In 2013, two years after Davis’s execution, Chukwu began research for the film in earnest. She talked to former and current prison wardens and death-row lawyers, and moved to Ohio the following year to teach at a small college and to volunteer on clemency cases. She shot videos of people involved in the inmates’ lives to be used in hearings, worked on their media campaigns for public support, and talked for hours with the incarcerated individuals and their families. “I needed to advocate,” Chukwu says. “That was a really important part of the filmmaking process.” In 2016, she began teaching women at a prison in Dayton to make their own short films; the women came up with stories that often drew from their experiences of addiction and abuse. “I wanted them to see that they were more than their convictions,” she says. At the end of 2017, she moved to Los Angeles and went into preproduction on Clemency. She shot the film in 17 days in a defunct jail in East Los Angeles.

Chukwu is thinking of the ways her film can affect how her audiences regard incarcerated people—ideally moving viewers not to define others by their worst acts but rather to think of prisoners as complex humans. A similar impulse inspires her upcoming biopic of Elaine Brown, the sole woman to lead the Black Panther Party. “One of my intentions in my filmmaking is to humanize black women and girls,” she says. “You don’t necessarily have to like them, but you can empathize with them.”

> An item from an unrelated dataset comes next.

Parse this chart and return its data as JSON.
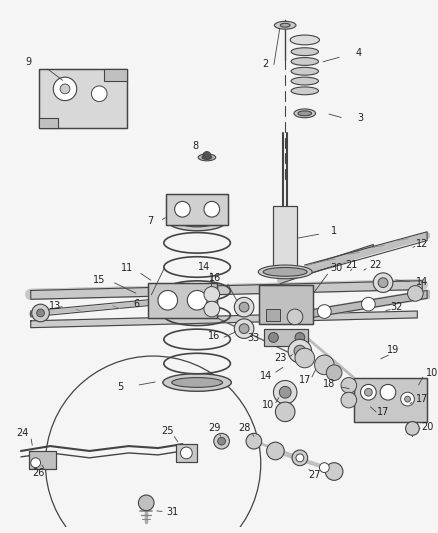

Her struggle has also led her to extend a more forgiving attitude to herself—despite the projects on the horizon, she’s conscious not to let work consume her. Chukwu enjoys traveling, particularly to the Mediterranean, and says she tries to go to new restaurants in L.A. as much as she can. She finds herself returning to films that influenced her own work, like Hungarian filmmaker Béla Tarr’s Werckmeister Harmonies (“delicious”), Kasi Lemmons’s Eve’s Bayou, and Guillermo del Toro’s Pan’s Labyrinth. The last great film she saw, she says, was Julius Onah’s thriller Luce. Chukwu says she now feels “at peace” after spending much of the year adjusting to her sudden success: “I was used to the uphill climb; now I can enjoy the view a little bit more. But I’m just getting started. There’s still so much more to do.”